It's Dativ because of the implied, unspoken "to": "Should we wish luck [to] him?"
"we" is the subject/actor, thus Nominativ
"should wish" is, of course, the verb
"luck" is the direct object, the thing we are or should be wishing, thus Akkusativ
"him" is the indirect object, thus Dativ, and could take the preposition "to"
I also think so. But when I wrote "Should we wish fortune to him?" the preposition "to" was signed as a mistake. :(
I believe there is a slight, nearly insignificant difference between "should" and "supposed to". I think that should is more along the lines of something you think is a good idea to do, whereas "supposed to" is closer to someone expects you to do something. The examples below might clarify a little more. Should: "My room is messy. I should clean it." "It's getting late. I should go soon." Supposed to: "We are supposed to sign in when we go to the doctor's office." "I am supposed to take these pills twice a day." I know it's confusing, and the difference is miniscule, but I hope this clarified.
You have a valid gripe. One of the meanings of the modal auxiliary "sollen" is "suppose to" as in the sentence: "Er soll sehr reich sein". ("He's supposed to be very rich.") So, lacking context, your translation of "Are we supposed to...." should have been accepted.
Any German-English grammar worth its salt will tell you "ought to" is a perfectly good synonym for "should", depending on context. Peter.ws.n. had it almost right. Had he translated the sentence "Ought we TO wish....", he'd have been spot-on.

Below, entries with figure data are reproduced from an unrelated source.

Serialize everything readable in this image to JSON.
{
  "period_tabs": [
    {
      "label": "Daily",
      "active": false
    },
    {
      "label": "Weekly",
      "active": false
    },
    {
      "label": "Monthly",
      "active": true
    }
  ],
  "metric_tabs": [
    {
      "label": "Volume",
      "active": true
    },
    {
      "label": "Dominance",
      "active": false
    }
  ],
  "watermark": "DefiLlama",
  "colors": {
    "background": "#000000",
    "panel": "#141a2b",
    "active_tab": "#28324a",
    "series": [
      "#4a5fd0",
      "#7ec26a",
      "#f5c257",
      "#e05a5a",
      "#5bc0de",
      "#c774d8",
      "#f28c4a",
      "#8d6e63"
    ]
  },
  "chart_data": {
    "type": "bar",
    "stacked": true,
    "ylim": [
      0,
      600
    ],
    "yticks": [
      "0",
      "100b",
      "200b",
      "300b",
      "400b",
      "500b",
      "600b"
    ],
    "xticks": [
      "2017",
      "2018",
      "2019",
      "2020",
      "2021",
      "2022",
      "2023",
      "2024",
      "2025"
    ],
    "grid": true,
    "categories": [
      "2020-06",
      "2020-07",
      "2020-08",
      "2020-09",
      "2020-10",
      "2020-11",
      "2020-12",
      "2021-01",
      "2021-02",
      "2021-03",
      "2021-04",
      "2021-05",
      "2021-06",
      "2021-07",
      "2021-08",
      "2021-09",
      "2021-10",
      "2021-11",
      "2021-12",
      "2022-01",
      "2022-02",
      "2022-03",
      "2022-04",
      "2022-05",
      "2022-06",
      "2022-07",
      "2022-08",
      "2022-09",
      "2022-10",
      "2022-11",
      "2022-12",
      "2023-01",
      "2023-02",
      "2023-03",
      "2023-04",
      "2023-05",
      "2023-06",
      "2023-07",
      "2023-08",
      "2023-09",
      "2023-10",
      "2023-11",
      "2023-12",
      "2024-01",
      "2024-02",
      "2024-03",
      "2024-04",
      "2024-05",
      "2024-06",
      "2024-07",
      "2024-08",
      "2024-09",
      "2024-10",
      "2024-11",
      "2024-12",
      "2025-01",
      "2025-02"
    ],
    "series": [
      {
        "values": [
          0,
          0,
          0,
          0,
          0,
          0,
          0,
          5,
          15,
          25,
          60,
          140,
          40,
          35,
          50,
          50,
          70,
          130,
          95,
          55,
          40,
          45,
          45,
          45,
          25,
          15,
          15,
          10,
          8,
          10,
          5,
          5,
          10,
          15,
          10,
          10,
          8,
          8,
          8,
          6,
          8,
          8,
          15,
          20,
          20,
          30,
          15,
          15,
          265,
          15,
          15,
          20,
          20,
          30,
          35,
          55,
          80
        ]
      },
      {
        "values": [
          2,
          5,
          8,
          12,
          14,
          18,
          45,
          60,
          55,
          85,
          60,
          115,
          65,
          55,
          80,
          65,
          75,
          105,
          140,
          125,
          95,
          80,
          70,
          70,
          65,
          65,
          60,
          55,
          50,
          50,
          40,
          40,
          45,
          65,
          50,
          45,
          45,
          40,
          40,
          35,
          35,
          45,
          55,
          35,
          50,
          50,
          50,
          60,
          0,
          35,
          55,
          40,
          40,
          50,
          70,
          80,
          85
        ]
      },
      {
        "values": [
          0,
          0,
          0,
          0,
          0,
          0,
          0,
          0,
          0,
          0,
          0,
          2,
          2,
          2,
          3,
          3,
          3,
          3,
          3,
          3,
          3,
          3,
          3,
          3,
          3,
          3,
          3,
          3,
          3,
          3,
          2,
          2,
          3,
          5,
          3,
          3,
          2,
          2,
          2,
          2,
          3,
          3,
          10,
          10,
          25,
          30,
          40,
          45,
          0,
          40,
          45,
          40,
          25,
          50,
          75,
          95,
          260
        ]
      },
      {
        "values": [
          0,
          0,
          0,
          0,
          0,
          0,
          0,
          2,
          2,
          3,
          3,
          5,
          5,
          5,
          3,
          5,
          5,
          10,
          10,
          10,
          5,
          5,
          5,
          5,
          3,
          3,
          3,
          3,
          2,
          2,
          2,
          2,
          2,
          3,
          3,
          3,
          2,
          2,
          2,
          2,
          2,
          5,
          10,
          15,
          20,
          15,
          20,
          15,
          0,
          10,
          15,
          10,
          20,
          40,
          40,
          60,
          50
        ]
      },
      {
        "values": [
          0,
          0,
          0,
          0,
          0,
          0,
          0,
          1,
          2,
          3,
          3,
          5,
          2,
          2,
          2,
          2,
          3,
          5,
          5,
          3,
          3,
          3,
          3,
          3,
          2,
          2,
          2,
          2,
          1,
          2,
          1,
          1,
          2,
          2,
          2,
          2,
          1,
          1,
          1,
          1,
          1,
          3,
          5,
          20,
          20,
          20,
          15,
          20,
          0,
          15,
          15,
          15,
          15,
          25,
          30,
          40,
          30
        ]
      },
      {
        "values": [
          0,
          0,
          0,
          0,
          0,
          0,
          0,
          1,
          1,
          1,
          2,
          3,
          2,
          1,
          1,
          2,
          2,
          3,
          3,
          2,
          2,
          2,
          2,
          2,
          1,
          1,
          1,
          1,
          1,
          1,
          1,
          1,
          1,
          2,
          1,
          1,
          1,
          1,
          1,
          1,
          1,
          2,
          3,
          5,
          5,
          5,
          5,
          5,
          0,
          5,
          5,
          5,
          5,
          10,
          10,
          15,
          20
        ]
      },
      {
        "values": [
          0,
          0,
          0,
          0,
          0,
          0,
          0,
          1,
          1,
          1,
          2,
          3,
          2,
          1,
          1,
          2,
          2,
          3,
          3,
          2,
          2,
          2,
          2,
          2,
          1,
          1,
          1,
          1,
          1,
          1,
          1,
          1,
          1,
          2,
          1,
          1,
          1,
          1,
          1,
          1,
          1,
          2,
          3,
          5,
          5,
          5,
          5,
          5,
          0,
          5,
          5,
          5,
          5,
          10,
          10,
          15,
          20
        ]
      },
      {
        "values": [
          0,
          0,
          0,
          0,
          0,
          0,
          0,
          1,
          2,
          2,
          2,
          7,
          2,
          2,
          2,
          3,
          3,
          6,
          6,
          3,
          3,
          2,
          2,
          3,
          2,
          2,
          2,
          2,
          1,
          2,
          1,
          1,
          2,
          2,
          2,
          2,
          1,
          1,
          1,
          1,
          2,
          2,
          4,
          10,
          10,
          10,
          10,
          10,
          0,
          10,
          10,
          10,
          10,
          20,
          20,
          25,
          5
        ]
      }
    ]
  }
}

I think my own colloquial brand of English had me unconsciously drop the "to" in the sentence. Thanks for the feedback!
Wouldn't the exact translation of the English "should we" be "sollten wir"? Now the English one is in the conditional and German one in the indicative... I translated is as "have to" (was marked wrong), but I think the meaning with "have to" is more like "Do we really have to... (=we don't want)". Is there a better English verb or must I just accept the difference in the mood?
Why isn't it "Shall we wish him luck"? I thought soll=shall and sollte=should?

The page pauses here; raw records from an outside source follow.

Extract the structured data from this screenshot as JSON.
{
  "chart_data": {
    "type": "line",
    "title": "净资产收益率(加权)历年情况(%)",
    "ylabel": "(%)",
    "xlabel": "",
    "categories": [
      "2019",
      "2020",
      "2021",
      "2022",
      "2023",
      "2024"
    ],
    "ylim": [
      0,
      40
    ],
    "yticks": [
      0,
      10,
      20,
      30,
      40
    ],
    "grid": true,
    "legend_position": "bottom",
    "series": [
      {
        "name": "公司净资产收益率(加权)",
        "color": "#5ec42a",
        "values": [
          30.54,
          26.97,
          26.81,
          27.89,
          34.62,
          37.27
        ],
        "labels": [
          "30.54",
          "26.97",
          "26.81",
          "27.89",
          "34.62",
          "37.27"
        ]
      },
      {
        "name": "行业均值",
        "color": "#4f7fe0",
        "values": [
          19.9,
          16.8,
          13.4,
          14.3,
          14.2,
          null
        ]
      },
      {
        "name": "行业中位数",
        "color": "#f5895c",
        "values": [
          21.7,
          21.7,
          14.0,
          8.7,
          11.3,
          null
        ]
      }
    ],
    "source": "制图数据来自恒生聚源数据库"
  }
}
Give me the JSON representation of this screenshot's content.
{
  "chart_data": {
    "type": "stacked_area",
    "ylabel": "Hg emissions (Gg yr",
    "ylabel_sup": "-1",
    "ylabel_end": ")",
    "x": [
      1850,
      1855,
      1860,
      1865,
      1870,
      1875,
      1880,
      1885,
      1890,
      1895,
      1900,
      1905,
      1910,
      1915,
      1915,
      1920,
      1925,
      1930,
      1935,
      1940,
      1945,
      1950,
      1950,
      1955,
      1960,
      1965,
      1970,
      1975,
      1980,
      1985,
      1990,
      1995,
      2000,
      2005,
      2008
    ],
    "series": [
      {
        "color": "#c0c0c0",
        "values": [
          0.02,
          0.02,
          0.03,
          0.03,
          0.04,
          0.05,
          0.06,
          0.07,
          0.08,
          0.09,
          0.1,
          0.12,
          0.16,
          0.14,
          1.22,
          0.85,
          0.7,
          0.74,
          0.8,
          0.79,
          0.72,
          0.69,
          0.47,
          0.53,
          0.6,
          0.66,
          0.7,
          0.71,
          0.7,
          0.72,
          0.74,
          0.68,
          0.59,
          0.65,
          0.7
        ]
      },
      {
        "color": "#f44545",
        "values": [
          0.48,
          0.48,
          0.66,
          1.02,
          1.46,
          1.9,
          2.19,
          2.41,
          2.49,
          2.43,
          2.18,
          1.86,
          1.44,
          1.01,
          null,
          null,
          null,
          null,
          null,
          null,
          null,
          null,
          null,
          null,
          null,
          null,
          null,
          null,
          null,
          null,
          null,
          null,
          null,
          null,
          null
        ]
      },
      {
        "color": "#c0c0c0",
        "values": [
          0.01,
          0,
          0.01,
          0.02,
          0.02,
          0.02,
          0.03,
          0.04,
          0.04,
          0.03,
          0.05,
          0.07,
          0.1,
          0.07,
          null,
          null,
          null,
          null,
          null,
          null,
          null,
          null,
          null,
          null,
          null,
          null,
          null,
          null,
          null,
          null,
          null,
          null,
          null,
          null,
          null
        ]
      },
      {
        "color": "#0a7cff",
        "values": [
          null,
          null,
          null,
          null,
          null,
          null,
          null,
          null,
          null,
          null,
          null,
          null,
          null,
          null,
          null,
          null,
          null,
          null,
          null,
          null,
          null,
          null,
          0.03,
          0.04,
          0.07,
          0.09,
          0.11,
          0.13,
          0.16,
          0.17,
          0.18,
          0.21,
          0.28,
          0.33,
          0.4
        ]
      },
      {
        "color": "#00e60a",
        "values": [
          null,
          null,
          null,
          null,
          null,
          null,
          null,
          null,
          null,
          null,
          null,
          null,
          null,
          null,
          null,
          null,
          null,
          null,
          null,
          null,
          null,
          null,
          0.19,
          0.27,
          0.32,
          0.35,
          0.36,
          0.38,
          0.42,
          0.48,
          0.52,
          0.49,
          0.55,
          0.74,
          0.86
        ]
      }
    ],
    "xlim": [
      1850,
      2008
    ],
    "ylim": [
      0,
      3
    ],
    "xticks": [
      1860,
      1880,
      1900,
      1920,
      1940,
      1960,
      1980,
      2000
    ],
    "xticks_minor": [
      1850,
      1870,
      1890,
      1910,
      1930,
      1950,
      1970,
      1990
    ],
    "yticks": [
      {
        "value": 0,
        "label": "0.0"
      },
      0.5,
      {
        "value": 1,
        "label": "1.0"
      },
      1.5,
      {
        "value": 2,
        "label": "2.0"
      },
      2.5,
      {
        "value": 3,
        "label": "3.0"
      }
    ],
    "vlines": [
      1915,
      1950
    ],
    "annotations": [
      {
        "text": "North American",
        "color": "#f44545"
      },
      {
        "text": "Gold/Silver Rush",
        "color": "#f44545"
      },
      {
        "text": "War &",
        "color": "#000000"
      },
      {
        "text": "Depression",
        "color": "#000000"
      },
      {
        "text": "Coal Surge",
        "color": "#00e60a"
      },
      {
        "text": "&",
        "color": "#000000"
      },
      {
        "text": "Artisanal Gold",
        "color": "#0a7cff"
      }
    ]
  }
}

I have't seen an good answer to this in this blog yet. When I use Google Translate, it uses "sollen" as "shall" and "sollten" as "should" in this sentence.
WHY? WHY DO YOU THROW THIS CURVEBALL AT ME DURING THE PRETERITE LESSON? CURSE YOU DUOOOOO!

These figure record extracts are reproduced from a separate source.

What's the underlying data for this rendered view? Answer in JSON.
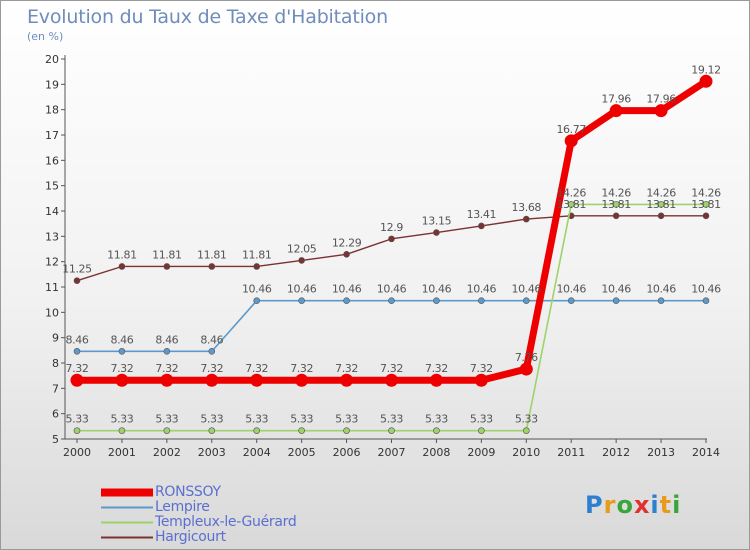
{
  "title": "Evolution du Taux de Taxe d'Habitation",
  "subtitle": "(en %)",
  "logo": {
    "text": "Proxiti",
    "letter_colors": [
      "#2f7fd0",
      "#e89a1a",
      "#3aa63a",
      "#e03030",
      "#2f7fd0",
      "#e89a1a",
      "#3aa63a"
    ]
  },
  "chart_data": {
    "type": "line",
    "x": [
      2000,
      2001,
      2002,
      2003,
      2004,
      2005,
      2006,
      2007,
      2008,
      2009,
      2010,
      2011,
      2012,
      2013,
      2014
    ],
    "ylim": [
      5,
      20
    ],
    "yticks": [
      5,
      6,
      7,
      8,
      9,
      10,
      11,
      12,
      13,
      14,
      15,
      16,
      17,
      18,
      19,
      20
    ],
    "grid": false,
    "legend_position": "bottom-left",
    "series": [
      {
        "name": "Hargicourt",
        "color": "#7a3232",
        "values": [
          11.25,
          11.81,
          11.81,
          11.81,
          11.81,
          12.05,
          12.29,
          12.9,
          13.15,
          13.41,
          13.68,
          13.81,
          13.81,
          13.81,
          13.81
        ],
        "labels": [
          "11.25",
          "11.81",
          "11.81",
          "11.81",
          "11.81",
          "12.05",
          "12.29",
          "12.9",
          "13.15",
          "13.41",
          "13.68",
          "13.81",
          "13.81",
          "13.81",
          "13.81"
        ]
      },
      {
        "name": "Lempire",
        "color": "#5d9acb",
        "values": [
          8.46,
          8.46,
          8.46,
          8.46,
          10.46,
          10.46,
          10.46,
          10.46,
          10.46,
          10.46,
          10.46,
          10.46,
          10.46,
          10.46,
          10.46
        ],
        "labels": [
          "8.46",
          "8.46",
          "8.46",
          "8.46",
          "10.46",
          "10.46",
          "10.46",
          "10.46",
          "10.46",
          "10.46",
          "10.46",
          "10.46",
          "10.46",
          "10.46",
          "10.46"
        ]
      },
      {
        "name": "Templeux-le-Guérard",
        "color": "#9ed36c",
        "values": [
          5.33,
          5.33,
          5.33,
          5.33,
          5.33,
          5.33,
          5.33,
          5.33,
          5.33,
          5.33,
          5.33,
          14.26,
          14.26,
          14.26,
          14.26
        ],
        "labels": [
          "5.33",
          "5.33",
          "5.33",
          "5.33",
          "5.33",
          "5.33",
          "5.33",
          "5.33",
          "5.33",
          "5.33",
          "5.33",
          "14.26",
          "14.26",
          "14.26",
          "14.26"
        ]
      },
      {
        "name": "RONSSOY",
        "color": "#ee0000",
        "values": [
          7.32,
          7.32,
          7.32,
          7.32,
          7.32,
          7.32,
          7.32,
          7.32,
          7.32,
          7.32,
          7.76,
          16.77,
          17.96,
          17.96,
          19.12
        ],
        "labels": [
          "7.32",
          "7.32",
          "7.32",
          "7.32",
          "7.32",
          "7.32",
          "7.32",
          "7.32",
          "7.32",
          "7.32",
          "7.76",
          "16.77",
          "17.96",
          "17.96",
          "19.12"
        ]
      }
    ],
    "legend_order": [
      "RONSSOY",
      "Lempire",
      "Templeux-le-Guérard",
      "Hargicourt"
    ]
  }
}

'should we wish luck to him' is not accepted is it wrong to say this in english
yes it is not said that way. even though "him" is the indirect object it does not require use of "to", and the "him" must precede "luck". Your suggested wording would be understood OK but would sound strange
I would like to wish him fortune, or even God's blessing. fortune/luck close enough for ...
Why is "should we wish him happiness " not accepted? Is that not something you'd say on English?
No, congratulating is what happens after he does something good--it tells him that he did a good job. Wishing him luck happens before he does something--a hope that he does it well.
I thought this was either should we congratulate him or should we wish him luck. I went with the first, so now I'm wondering how I should actually say, should we congratulate him ^_^
should we congratulate him? = sollten wir ihm gratulieren? (ihm = dat./ind. obj)
one might say "sollten wir ihn beglückwünschen" (ihn = acc./direct object), but that's very stiff/formal.
The only two-syllable sep
arable verb prefixes are vorbei und zurück. Es gibt eins mit drei Silben: zusammen. All the rest have only one syllable.
So, you might reasonably ask: then would beglückwünschen be separable at the be-? Da ist die Anwort auch "Nein". The be- prefix is one of several INseparable prefixes.
But you can learn much more from Nancy Thuleen's site than from me.
Does this have the same general meaning of wishing him success, or a good outcome, like in English? Or does it only refer to situation involving literal luck (as in chance)?
Please read my response to Markus1957 and the response to kitt-katt answering the same question.
Actually, "Shall we wish him well" is different--that would be more likely in a situation where the speakers are parting (cf. "farewell"). The sentence here, "Should we wish him luck," is more broad in its usages--it can be used in any situation where the speaker believes that "he" needs luck/encouragement.